Pursuant to the agreement, the city invested $51.4 million in municipal funds in the project, which included the purchase of a parcel from the developer that would be used to construct subterranean parking and an above-ground public events center. All contractors for the development were hired and managed by PSP.

Performance Trust Deed

A performance trust deed was executed for the property in favor of the city, allowing the municipality to “control the ultimate disposition of the property and the project” if PSP defaulted.

In 2017, the Center for Contract Compliance, a nonprofit labor management committee, filed a request with the Department of Industrial Relations, asking the agency to decide whether the redevelopment project was subject to the “home rule” exception. The department found that the exception did not apply and that the project was subject to the prevailing wage laws.

After an unsuccessful administrative appeal, PSP filed a writ of mandate petition in the Riverside Superior Court, challenging the determination. Judge Eric A. Keen agreed with the department’s findings; PSP appealed.

Presiding Justice Judith McConnell and Justice Jose S. Castillo joined in Friday’s opinion, which affirms the judgment.

Home-Rule Authority

Rubin cited the 2012 California Supreme Court decision in California v. City of Vista, in which the court announced an analytical framework for determining whether a matter falls within the “home rule” authority of charter cities. Under the test, judges are to first determine if the “the city ordinance at issue regulates an activity that can be characterized as a ‘municipal affair.’ ”

The City of Vista court concluded that “the construction of a city-operated facility for the benefit of a city’s inhabitants is quintessentially a municipal affair, as is the control over the expenditure of a city’s own funds.”

PSP argued that because Palm Springs contributed tax dollars and retained control over how construction funds were spent, the project qualifies as a “municipal affair.” Rejecting that assertion, the jurist wrote:

“We do not agree…that the City ‘retained fiscal control over how all construction monies were spent,’….Although the City’s contribution of funds for the Project was not insignificant (i.e., about $51.36 million…), PSP contributed almost three times that amount (i.e., $143 million). PSP also selected the contractors and entered into the construction contracts for the Project, and alone bore the risk of any cost overruns for redevelopment of the Private Improvements….These facts support the inference that it was PSP, and not the City, that retained substantial control over how its ‘construction monies’ were spent.”

Side Benefit

He continued:

“Although the City also received a benefit—eliminating blight in the downtown area and increasing the City’s sales and property tax revenues—the facts do not support PSP’s contention that ‘the entire project was built as to enhance the value of the City’s public improvements and its public investment in the project.’ (Italics added.) Rather, we find the facts demonstrate the converse is true: the Project was primarily built to enhance the value of PSP’s Private Improvements (it owned and managed postconstruction concerns, including retail shops, restaurants, cafes, and public gathering spaces) and its private investment.”

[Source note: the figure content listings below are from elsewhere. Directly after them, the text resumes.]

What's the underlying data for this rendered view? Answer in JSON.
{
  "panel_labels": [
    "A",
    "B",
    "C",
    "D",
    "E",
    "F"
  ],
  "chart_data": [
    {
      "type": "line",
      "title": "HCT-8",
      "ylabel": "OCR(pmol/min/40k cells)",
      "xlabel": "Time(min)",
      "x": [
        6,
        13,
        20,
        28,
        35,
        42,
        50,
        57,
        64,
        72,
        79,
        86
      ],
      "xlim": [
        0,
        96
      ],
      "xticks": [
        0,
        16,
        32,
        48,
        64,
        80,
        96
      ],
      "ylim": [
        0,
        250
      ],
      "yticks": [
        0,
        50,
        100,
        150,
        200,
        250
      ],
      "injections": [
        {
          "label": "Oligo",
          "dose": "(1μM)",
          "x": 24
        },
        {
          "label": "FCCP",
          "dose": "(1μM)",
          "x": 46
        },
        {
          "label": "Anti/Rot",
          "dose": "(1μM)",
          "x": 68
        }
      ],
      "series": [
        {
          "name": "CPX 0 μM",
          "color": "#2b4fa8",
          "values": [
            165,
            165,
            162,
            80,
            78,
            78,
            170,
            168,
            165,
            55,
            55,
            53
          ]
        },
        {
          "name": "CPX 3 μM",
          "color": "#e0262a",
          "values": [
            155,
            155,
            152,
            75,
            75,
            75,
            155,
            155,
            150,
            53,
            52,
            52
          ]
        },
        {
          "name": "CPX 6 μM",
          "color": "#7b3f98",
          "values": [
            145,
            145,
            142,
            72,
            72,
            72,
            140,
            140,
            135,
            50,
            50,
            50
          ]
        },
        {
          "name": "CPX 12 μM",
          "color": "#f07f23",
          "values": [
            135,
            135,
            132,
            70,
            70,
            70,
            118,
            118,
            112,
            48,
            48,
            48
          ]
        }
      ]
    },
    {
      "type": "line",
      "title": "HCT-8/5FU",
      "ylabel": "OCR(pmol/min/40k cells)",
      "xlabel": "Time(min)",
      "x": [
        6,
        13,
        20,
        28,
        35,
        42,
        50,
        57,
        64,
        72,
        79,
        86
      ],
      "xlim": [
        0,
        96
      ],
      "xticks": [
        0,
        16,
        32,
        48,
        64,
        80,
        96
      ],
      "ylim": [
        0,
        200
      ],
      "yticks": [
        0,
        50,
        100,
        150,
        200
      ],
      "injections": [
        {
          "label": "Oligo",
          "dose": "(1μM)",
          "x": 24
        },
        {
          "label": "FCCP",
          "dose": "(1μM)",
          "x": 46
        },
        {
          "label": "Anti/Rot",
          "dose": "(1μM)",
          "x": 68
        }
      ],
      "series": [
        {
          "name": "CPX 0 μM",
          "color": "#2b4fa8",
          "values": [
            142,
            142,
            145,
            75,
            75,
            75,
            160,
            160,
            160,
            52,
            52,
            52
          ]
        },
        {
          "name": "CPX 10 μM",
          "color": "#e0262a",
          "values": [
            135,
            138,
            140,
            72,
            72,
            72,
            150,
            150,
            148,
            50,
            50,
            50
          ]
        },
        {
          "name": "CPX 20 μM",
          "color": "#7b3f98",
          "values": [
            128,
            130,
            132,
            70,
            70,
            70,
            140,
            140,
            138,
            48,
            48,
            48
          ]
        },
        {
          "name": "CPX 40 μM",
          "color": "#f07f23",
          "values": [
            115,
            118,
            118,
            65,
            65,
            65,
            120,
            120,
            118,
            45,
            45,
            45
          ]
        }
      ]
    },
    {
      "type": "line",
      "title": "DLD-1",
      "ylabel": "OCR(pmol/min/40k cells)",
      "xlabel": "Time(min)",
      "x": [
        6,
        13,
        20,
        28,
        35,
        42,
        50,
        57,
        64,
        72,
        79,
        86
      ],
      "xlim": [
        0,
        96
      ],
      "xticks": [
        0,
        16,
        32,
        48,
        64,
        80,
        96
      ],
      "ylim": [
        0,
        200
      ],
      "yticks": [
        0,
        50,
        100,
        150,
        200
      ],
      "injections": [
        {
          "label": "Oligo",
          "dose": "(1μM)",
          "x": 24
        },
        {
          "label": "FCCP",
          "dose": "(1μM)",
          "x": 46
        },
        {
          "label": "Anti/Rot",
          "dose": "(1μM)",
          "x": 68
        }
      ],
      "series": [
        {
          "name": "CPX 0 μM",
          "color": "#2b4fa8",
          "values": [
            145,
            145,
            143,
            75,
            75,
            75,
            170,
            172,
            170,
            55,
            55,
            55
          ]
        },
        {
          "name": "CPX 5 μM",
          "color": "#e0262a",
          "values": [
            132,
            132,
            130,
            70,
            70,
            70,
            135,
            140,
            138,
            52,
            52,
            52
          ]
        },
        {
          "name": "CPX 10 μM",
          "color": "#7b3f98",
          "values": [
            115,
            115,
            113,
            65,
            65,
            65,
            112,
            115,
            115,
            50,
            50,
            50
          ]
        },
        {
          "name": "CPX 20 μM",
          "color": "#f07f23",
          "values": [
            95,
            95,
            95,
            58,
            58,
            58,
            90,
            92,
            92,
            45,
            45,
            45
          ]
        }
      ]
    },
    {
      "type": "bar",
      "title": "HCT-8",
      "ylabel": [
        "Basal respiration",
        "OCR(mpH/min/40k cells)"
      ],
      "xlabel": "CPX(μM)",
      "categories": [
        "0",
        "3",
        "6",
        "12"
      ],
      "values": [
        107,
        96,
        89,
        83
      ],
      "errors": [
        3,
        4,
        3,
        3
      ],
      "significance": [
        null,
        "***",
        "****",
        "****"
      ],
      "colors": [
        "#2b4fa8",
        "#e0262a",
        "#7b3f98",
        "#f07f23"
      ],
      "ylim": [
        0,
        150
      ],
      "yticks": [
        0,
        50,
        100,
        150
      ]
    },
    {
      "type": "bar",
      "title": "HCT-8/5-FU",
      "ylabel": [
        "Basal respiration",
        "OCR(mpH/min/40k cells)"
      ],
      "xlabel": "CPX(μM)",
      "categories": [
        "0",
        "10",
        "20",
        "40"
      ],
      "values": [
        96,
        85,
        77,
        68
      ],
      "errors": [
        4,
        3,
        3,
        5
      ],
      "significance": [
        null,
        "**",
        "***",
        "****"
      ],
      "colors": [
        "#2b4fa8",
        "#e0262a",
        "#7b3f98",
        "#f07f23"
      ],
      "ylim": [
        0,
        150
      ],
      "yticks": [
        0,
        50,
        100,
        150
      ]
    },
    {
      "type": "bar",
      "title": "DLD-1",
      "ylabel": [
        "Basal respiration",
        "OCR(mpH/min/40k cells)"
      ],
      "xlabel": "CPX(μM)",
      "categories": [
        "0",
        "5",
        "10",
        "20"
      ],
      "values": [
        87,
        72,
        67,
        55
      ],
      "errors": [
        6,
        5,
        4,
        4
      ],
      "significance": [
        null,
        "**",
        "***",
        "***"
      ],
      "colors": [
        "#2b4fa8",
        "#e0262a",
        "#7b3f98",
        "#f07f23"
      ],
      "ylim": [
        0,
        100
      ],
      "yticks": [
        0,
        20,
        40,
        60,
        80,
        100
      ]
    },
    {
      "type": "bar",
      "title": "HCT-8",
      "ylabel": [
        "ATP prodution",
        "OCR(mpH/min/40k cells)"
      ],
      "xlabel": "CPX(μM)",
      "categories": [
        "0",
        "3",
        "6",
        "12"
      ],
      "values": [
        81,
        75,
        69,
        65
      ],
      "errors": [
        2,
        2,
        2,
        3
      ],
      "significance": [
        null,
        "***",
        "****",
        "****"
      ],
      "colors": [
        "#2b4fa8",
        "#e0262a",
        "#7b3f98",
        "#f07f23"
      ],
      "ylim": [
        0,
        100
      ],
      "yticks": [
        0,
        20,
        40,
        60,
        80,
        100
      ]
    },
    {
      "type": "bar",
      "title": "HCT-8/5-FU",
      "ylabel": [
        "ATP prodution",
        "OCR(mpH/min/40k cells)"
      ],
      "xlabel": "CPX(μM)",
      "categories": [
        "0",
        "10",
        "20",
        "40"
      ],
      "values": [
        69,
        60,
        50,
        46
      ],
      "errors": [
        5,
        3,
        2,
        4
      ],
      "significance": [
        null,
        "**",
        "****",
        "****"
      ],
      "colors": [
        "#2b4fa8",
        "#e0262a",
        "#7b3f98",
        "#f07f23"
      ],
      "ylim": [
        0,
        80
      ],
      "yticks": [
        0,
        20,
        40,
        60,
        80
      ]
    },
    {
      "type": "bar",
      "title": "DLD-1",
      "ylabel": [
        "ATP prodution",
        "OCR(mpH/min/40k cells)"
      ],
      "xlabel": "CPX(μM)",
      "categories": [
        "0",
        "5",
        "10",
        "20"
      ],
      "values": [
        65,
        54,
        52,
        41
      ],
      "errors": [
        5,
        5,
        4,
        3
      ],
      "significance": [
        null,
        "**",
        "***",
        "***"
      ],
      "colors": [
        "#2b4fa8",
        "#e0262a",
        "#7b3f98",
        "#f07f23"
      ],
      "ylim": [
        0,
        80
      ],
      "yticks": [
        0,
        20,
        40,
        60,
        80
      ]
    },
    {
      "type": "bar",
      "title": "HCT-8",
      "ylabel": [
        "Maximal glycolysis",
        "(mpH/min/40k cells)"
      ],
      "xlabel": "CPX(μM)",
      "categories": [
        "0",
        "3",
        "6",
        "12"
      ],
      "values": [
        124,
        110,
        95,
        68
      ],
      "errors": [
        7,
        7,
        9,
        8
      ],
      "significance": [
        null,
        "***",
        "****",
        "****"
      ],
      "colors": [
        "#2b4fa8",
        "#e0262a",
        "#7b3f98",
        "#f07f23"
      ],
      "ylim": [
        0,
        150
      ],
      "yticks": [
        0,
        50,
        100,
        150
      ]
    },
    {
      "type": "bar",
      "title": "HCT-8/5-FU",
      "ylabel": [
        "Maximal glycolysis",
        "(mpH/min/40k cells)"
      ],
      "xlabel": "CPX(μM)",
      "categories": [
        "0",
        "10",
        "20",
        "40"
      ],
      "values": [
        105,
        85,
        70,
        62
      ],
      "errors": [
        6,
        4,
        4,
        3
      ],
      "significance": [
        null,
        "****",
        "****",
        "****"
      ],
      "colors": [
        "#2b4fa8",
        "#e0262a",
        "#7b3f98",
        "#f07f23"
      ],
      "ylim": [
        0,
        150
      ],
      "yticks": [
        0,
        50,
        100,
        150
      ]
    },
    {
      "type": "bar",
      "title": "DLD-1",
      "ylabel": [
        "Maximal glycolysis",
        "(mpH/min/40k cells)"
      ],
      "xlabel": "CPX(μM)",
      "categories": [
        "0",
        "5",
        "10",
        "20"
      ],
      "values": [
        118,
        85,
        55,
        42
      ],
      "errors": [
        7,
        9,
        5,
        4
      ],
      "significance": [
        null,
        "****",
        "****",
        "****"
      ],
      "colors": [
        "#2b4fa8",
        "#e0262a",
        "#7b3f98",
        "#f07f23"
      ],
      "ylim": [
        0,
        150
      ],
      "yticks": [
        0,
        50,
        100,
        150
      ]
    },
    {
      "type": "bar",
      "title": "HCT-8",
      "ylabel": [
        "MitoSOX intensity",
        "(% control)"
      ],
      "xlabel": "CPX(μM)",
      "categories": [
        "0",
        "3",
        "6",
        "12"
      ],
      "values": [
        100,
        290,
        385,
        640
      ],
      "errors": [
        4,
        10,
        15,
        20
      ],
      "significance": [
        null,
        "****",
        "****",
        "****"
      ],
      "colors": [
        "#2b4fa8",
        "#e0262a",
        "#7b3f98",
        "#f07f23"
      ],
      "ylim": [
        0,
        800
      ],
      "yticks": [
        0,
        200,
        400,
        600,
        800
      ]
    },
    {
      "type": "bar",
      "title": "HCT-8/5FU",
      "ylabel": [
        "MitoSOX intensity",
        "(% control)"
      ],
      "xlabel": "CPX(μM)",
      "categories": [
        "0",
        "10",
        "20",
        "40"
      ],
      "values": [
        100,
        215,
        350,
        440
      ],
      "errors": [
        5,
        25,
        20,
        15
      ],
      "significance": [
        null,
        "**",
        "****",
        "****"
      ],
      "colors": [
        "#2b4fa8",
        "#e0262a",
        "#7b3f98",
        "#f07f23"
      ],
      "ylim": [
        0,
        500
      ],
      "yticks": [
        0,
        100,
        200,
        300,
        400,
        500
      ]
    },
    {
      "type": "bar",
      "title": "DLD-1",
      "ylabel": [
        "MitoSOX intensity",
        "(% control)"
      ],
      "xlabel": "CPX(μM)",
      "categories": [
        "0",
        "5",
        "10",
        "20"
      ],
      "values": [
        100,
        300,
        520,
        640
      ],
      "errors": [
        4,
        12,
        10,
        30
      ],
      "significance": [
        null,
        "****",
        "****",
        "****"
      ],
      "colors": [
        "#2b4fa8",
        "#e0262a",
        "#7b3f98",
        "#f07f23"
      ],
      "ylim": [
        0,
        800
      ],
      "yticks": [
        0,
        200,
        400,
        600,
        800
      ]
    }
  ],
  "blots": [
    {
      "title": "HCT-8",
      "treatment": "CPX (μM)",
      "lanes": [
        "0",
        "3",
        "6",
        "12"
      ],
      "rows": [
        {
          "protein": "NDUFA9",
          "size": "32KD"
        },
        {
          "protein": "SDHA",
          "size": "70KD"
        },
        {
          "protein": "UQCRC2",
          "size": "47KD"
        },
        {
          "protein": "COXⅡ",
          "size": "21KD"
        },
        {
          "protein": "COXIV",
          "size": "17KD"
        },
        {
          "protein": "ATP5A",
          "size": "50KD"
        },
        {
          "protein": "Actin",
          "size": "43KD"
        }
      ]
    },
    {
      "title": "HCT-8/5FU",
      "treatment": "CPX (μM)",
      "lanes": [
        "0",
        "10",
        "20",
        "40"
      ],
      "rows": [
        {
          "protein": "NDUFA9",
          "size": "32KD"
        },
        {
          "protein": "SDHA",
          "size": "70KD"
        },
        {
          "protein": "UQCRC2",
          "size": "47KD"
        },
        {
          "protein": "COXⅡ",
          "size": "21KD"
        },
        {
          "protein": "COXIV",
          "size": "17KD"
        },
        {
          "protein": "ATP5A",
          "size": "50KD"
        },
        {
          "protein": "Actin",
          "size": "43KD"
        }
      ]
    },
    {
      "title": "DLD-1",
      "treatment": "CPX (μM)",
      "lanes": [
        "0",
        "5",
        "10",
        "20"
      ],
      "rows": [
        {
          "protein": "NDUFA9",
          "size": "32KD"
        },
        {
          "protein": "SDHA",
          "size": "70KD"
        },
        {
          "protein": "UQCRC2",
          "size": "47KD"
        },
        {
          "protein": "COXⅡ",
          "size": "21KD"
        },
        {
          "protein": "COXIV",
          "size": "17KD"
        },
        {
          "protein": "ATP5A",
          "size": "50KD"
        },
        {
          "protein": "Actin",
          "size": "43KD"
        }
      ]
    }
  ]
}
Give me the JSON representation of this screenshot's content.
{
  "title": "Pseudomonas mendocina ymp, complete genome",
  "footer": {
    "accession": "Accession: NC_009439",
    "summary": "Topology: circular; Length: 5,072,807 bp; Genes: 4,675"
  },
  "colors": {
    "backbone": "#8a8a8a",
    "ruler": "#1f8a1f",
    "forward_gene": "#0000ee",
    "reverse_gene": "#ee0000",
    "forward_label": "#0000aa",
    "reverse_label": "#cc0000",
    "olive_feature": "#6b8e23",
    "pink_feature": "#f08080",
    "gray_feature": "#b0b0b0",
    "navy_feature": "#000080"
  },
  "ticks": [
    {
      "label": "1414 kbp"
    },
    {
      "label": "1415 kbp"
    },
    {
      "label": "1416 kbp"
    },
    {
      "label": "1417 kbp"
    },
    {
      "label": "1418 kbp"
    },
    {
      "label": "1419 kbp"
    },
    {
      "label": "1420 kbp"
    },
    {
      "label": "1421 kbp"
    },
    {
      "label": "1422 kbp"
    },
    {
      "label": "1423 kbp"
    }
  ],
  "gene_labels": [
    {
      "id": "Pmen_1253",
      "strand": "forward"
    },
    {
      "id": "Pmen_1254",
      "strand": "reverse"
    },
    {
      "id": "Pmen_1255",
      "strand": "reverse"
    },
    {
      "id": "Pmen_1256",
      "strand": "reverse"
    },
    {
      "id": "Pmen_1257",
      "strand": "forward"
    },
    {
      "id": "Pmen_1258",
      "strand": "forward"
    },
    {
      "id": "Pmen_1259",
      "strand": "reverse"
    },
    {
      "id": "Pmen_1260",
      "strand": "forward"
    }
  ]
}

Under these circumstances, he opined:

“Based on the totality of the record, we…conclude PSP’s project was not a municipal affair which would allow PSP to ‘step into the shoes’ of the City to take advantage of the home rule doctrine….To hold otherwise would unnecessarily expand the concept of ‘municipal affairs’ to include the ‘internal business affairs’ of a private party…and undermine the important goals of the [prevailing wage law].”

Palm Springs Promenade LLC v. Department of Industrial Relations, 2025 S.O.S. 1664.